Fuzzy colors of blues and purples traversed the vaulted ceiling at the top flight of the musical site. The balcony style adds a different atmosphere to the whole experience, with the professional light system beaming up our direction. The ambiance of Johnny Brenda’s was complemented quite well by the earthiness of the hardwood floor and dark tree bar tops in the dim light. “Memorable” is the word to capture this signature spot.
“Johnny Brenda’s is somethin’ special that’s for sure. I love this place,” music lover Clayton Perry stated about the establishment after the show.
The experience of this Philadelphia hub for good spirits and incredible times is a secret to those who partake in its pleasures. Audiences are in for a very different sample of the concert experience when frequenting Johnny Brenda’s. I am a connoisseur of the sort for vintage locations and this place reeks of genuineness.

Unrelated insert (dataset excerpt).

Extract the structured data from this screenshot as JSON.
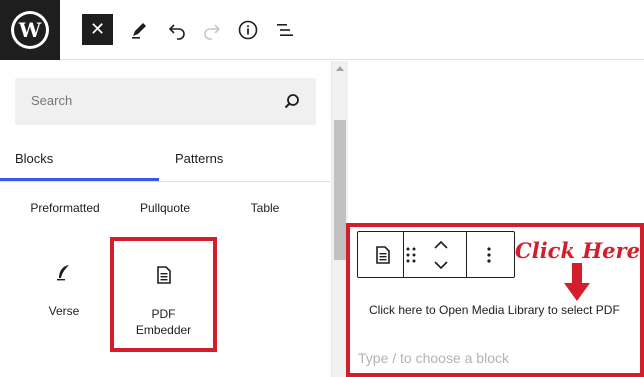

Pouring out into the streets at 2 a.m., those who sought for the right ambiance, groovy tunes and everything else you could be seeking in a venue have reached satiety. Taste the flavors of this establishment’s musical delight, whether in the surrounding suburbs or throughout your travels to our birthplace of liberty. The pursuit of happiness is in enjoying yourself in the comfortable surroundings of positive vibrations. Thanks Johnny Brenda’s.